'Mutaciones Tour 2016'. Fecha: jueves 14 de julio. Lugar: Teatro de la Axerquía. Casi lleno.
Cuando, puntual como el géiser Old Faithful de Yellowstone, el halo de provocada mística, y no menos milimetrada arrogancia de Bunbury se derramó generoso sobre el escenario del Festival de la Guitarra, nadie dudaba ya de que sería una noche exacerbada, en la que nuestra cabeza recorrería violenta e imprudentemente muchos años de canciones arponianas. Desde el primer paso sobre la moqueta negra que instalaron para él, Enrique fue pura pose.
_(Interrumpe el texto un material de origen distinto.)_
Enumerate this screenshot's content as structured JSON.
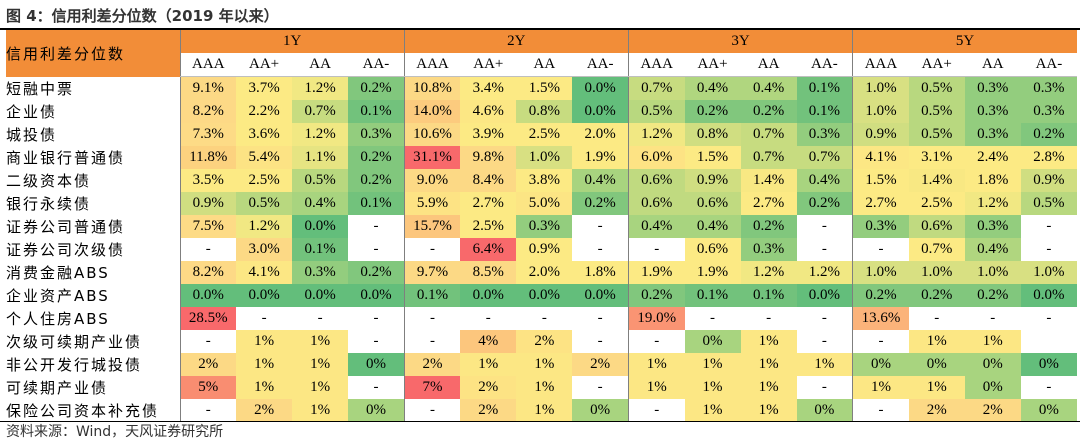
{
  "title": "图 4：信用利差分位数（2019 年以来）",
  "source": "资料来源：Wind，天风证券研究所",
  "corner_label": "信用利差分位数",
  "tenors": [
    "1Y",
    "2Y",
    "3Y",
    "5Y"
  ],
  "ratings": [
    "AAA",
    "AA+",
    "AA",
    "AA-"
  ],
  "rows": [
    {
      "label": "短融中票",
      "values": [
        "9.1%",
        "3.7%",
        "1.2%",
        "0.2%",
        "10.8%",
        "3.4%",
        "1.5%",
        "0.0%",
        "0.7%",
        "0.4%",
        "0.4%",
        "0.1%",
        "1.0%",
        "0.5%",
        "0.3%",
        "0.3%"
      ],
      "colors": [
        "#fcd985",
        "#fcea84",
        "#f1e883",
        "#81c77d",
        "#fcd985",
        "#fcea84",
        "#fcea84",
        "#63be7b",
        "#c7dc80",
        "#b0d67f",
        "#b0d67f",
        "#72c27c",
        "#d8e082",
        "#b8d87f",
        "#93cd7e",
        "#93cd7e"
      ]
    },
    {
      "label": "企业债",
      "values": [
        "8.2%",
        "2.2%",
        "0.7%",
        "0.1%",
        "14.0%",
        "4.6%",
        "0.8%",
        "0.0%",
        "0.5%",
        "0.2%",
        "0.2%",
        "0.1%",
        "1.0%",
        "0.5%",
        "0.3%",
        "0.3%"
      ],
      "colors": [
        "#fdd986",
        "#fcea84",
        "#c7dc80",
        "#72c27c",
        "#fccb7e",
        "#fce784",
        "#c7dc80",
        "#63be7b",
        "#b8d87f",
        "#81c77d",
        "#81c77d",
        "#72c27c",
        "#d8e082",
        "#b8d87f",
        "#93cd7e",
        "#93cd7e"
      ]
    },
    {
      "label": "城投债",
      "values": [
        "7.3%",
        "3.6%",
        "1.2%",
        "0.3%",
        "10.6%",
        "3.9%",
        "2.5%",
        "2.0%",
        "1.2%",
        "0.8%",
        "0.7%",
        "0.3%",
        "0.9%",
        "0.5%",
        "0.3%",
        "0.2%"
      ],
      "colors": [
        "#fddb86",
        "#fcea84",
        "#f1e883",
        "#93cd7e",
        "#fcd985",
        "#fcea84",
        "#fcea84",
        "#fcea84",
        "#f1e883",
        "#d0de81",
        "#c7dc80",
        "#93cd7e",
        "#d0de81",
        "#b8d87f",
        "#93cd7e",
        "#81c77d"
      ]
    },
    {
      "label": "商业银行普通债",
      "values": [
        "11.8%",
        "5.4%",
        "1.1%",
        "0.2%",
        "31.1%",
        "9.8%",
        "1.0%",
        "1.9%",
        "6.0%",
        "1.5%",
        "0.7%",
        "0.7%",
        "4.1%",
        "3.1%",
        "2.4%",
        "2.8%"
      ],
      "colors": [
        "#fcd27f",
        "#fce384",
        "#e6e482",
        "#81c77d",
        "#f8696b",
        "#fcd985",
        "#d8e082",
        "#fcea84",
        "#fde384",
        "#fcea84",
        "#c7dc80",
        "#c7dc80",
        "#fce784",
        "#fcea84",
        "#fcea84",
        "#fcea84"
      ]
    },
    {
      "label": "二级资本债",
      "values": [
        "3.5%",
        "2.5%",
        "0.5%",
        "0.2%",
        "9.0%",
        "8.4%",
        "3.8%",
        "0.4%",
        "0.6%",
        "0.9%",
        "1.4%",
        "0.4%",
        "1.5%",
        "1.4%",
        "1.8%",
        "0.9%"
      ],
      "colors": [
        "#fcea84",
        "#fcea84",
        "#b8d87f",
        "#81c77d",
        "#fcd985",
        "#fcd985",
        "#fcea84",
        "#a8d47f",
        "#c0da80",
        "#d0de81",
        "#f8e883",
        "#a8d47f",
        "#fcea84",
        "#f8e883",
        "#fcea84",
        "#d0de81"
      ]
    },
    {
      "label": "银行永续债",
      "values": [
        "0.9%",
        "0.5%",
        "0.4%",
        "0.1%",
        "5.9%",
        "2.7%",
        "5.0%",
        "0.2%",
        "0.6%",
        "0.6%",
        "2.7%",
        "0.2%",
        "2.7%",
        "2.5%",
        "1.2%",
        "0.5%"
      ],
      "colors": [
        "#d0de81",
        "#b8d87f",
        "#a8d47f",
        "#72c27c",
        "#fde384",
        "#fcea84",
        "#fce584",
        "#81c77d",
        "#c0da80",
        "#c0da80",
        "#fcea84",
        "#81c77d",
        "#fcea84",
        "#fcea84",
        "#f1e883",
        "#b8d87f"
      ]
    },
    {
      "label": "证券公司普通债",
      "values": [
        "7.5%",
        "1.2%",
        "0.0%",
        "-",
        "15.7%",
        "2.5%",
        "0.3%",
        "-",
        "0.4%",
        "0.4%",
        "0.2%",
        "-",
        "0.3%",
        "0.6%",
        "0.3%",
        "-"
      ],
      "colors": [
        "#fddb86",
        "#f1e883",
        "#63be7b",
        "#ffffff",
        "#fcc67d",
        "#fcea84",
        "#93cd7e",
        "#ffffff",
        "#a8d47f",
        "#a8d47f",
        "#81c77d",
        "#ffffff",
        "#93cd7e",
        "#c0da80",
        "#93cd7e",
        "#ffffff"
      ]
    },
    {
      "label": "证券公司次级债",
      "values": [
        "-",
        "3.0%",
        "0.1%",
        "-",
        "-",
        "6.4%",
        "0.9%",
        "-",
        "-",
        "0.6%",
        "0.3%",
        "-",
        "-",
        "0.7%",
        "0.4%",
        "-"
      ],
      "colors": [
        "#ffffff",
        "#fcd985",
        "#72c27c",
        "#ffffff",
        "#ffffff",
        "#f8696b",
        "#fcea84",
        "#ffffff",
        "#ffffff",
        "#fcea84",
        "#93cd7e",
        "#ffffff",
        "#ffffff",
        "#fcea84",
        "#b0d67f",
        "#ffffff"
      ]
    },
    {
      "label": "消费金融ABS",
      "values": [
        "8.2%",
        "4.1%",
        "0.3%",
        "0.2%",
        "9.7%",
        "8.5%",
        "2.0%",
        "1.8%",
        "1.9%",
        "1.9%",
        "1.2%",
        "1.2%",
        "1.0%",
        "1.0%",
        "1.0%",
        "1.0%"
      ],
      "colors": [
        "#fdd986",
        "#fce784",
        "#93cd7e",
        "#81c77d",
        "#fcd985",
        "#fcd985",
        "#fcea84",
        "#fcea84",
        "#fcea84",
        "#fcea84",
        "#f1e883",
        "#f1e883",
        "#d8e082",
        "#d8e082",
        "#d8e082",
        "#d8e082"
      ]
    },
    {
      "label": "企业资产ABS",
      "values": [
        "0.0%",
        "0.0%",
        "0.0%",
        "0.0%",
        "0.1%",
        "0.0%",
        "0.0%",
        "0.0%",
        "0.2%",
        "0.1%",
        "0.1%",
        "0.0%",
        "0.2%",
        "0.2%",
        "0.2%",
        "0.0%"
      ],
      "colors": [
        "#63be7b",
        "#63be7b",
        "#63be7b",
        "#63be7b",
        "#72c27c",
        "#63be7b",
        "#63be7b",
        "#63be7b",
        "#81c77d",
        "#72c27c",
        "#72c27c",
        "#63be7b",
        "#81c77d",
        "#81c77d",
        "#81c77d",
        "#63be7b"
      ]
    },
    {
      "label": "个人住房ABS",
      "values": [
        "28.5%",
        "-",
        "-",
        "-",
        "-",
        "-",
        "-",
        "-",
        "19.0%",
        "-",
        "-",
        "-",
        "13.6%",
        "-",
        "-",
        "-"
      ],
      "colors": [
        "#f8696b",
        "#ffffff",
        "#ffffff",
        "#ffffff",
        "#ffffff",
        "#ffffff",
        "#ffffff",
        "#ffffff",
        "#fa9473",
        "#ffffff",
        "#ffffff",
        "#ffffff",
        "#fbb37a",
        "#ffffff",
        "#ffffff",
        "#ffffff"
      ]
    },
    {
      "label": "次级可续期产业债",
      "values": [
        "-",
        "1%",
        "1%",
        "-",
        "-",
        "4%",
        "2%",
        "-",
        "-",
        "0%",
        "1%",
        "-",
        "-",
        "1%",
        "1%",
        ""
      ],
      "colors": [
        "#ffffff",
        "#fce784",
        "#fce784",
        "#ffffff",
        "#ffffff",
        "#fcc67d",
        "#fde384",
        "#ffffff",
        "#ffffff",
        "#a8d47f",
        "#fce784",
        "#ffffff",
        "#ffffff",
        "#fce784",
        "#fce784",
        "#ffffff"
      ]
    },
    {
      "label": "非公开发行城投债",
      "values": [
        "2%",
        "1%",
        "1%",
        "0%",
        "2%",
        "1%",
        "1%",
        "2%",
        "1%",
        "1%",
        "1%",
        "1%",
        "0%",
        "0%",
        "0%",
        "0%"
      ],
      "colors": [
        "#fcd985",
        "#fce784",
        "#fce784",
        "#63be7b",
        "#fcd985",
        "#fce784",
        "#fce784",
        "#fcd985",
        "#fce784",
        "#fce784",
        "#fce784",
        "#fce784",
        "#a8d47f",
        "#a8d47f",
        "#a8d47f",
        "#63be7b"
      ]
    },
    {
      "label": "可续期产业债",
      "values": [
        "5%",
        "1%",
        "1%",
        "-",
        "7%",
        "2%",
        "1%",
        "-",
        "1%",
        "1%",
        "1%",
        "-",
        "1%",
        "1%",
        "0%",
        "-"
      ],
      "colors": [
        "#f98d71",
        "#fce784",
        "#fce784",
        "#ffffff",
        "#f8696b",
        "#fde384",
        "#fce784",
        "#ffffff",
        "#fce784",
        "#fce784",
        "#fce784",
        "#ffffff",
        "#fce784",
        "#fce784",
        "#a8d47f",
        "#ffffff"
      ]
    },
    {
      "label": "保险公司资本补充债",
      "values": [
        "-",
        "2%",
        "1%",
        "0%",
        "-",
        "2%",
        "1%",
        "0%",
        "-",
        "1%",
        "1%",
        "0%",
        "-",
        "2%",
        "2%",
        "0%"
      ],
      "colors": [
        "#ffffff",
        "#fcd985",
        "#fce784",
        "#a8d47f",
        "#ffffff",
        "#fcd985",
        "#fce784",
        "#a8d47f",
        "#ffffff",
        "#fce784",
        "#fce784",
        "#a8d47f",
        "#ffffff",
        "#fcd985",
        "#fcd985",
        "#a8d47f"
      ]
    }
  ]
}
Por encima de todo. Es lo que esperábamos. Pero no crean que era una pose cualquiera. En el rock hasta para hacer posturas hay que tenerlas nadando en la sangre, sin coágulos. Si no es así, acaban convertidas en farsantes movimientos que dan más risa que carisma. Si querías vislumbrar entre tinieblas a Bolan, Bowie o Morrison solo tenías que entrecerrar los ojos y verles. Clase y saber estar escritos junto a sus tatuajes. Pudimos leerlo.
Hay dos Bunbury. Y están en uno. A veces lo mejor es no saber del artista más allá de lo que muestre ahí arriba. No vaya a ser que. Pero espiar es una debilidad que conduce a la tragedia. "No quiero a nadie a menos de 30 metros de Enrique", exigía el mánager inflexible tras el escenario a media tarde. ¿Qué diablos habrá en ese círculo para que ningún mortal pueda pisarlo? ¿Algo que podrían robarle? ¿Su alma? Cuando ya de noche sale Bunbury con su traje tres piezas con dragones y rojo forro, la reclamación parece cobrar sentido. Arriba, durante mas de dos horas Enrique muestra su anverso caballeresco, que te habla de usted desde la primera cita a la última canción, te concede deseos, te transmite elegancia, fascinación, sugestión, agradecimiento... a manos llenas. En el backstage ha quedado un reverso huidizo, lejano y esquivo, que no se aleja porque nunca antes se ha acercado, y que se nos antoja empapado en temores desempolvados antes de cada concierto. Es una dicotomía arriesgada que el artista maneja con seguridad, sin duda por necesidad, exhibiendo la determinación de quien se sabe un héroe al que todo se va a perdonar. Viéndole cantar casi parece imprescindible que alguien acote ese terreno y garantice su zona de confort… evitando disgustos, contrariedades, para una mayor gloria de lo que han de recibir sus fans.
Tal vez si te acercas más de la cuenta a la retaguardia, el mito podría acaso volatizarse, convertirse en oscuros grajos, como pueden hacerlo las mejores ocurrencias en relatos góticos. Por ello solo es posible violentar esa zona desde abajo. La única manera de estar a menos de 30 metros de Enrique es colocarte lo más cerca de él delante del escenario. Y ahí echamos el resto. Suena Iberia sumergida y nos apretamos lo imposible, lo infinito, para sentir el placer, o el zarpazo en el corazón. Después de El club de los imposibles llegan Dos clavos a mis alas, Sirena varada, Camino del exceso, Avalancha, Mar adentro... Aprovecharemos una única oportunidad para verle aún más de cerca cuando se encarama al vallado antipánico y humedece con su sudor a los mortales, que lo manosean sin que su familia de mánagers ponga coto ni exija órdenes de alejamiento. Es el delirio. Está sonando Maldito duende y ese miedo a toparse de bruces con la jauría fan, que no es tan fiera como la pintan, parece haberse evaporado. Él era la comida y nosotros estábamos definitivamente hambrientos. Hasta que al borde de estar saciados, sale corriendo al coche y huye bajo una sudorosa toalla llevándose con él intacta la leyenda.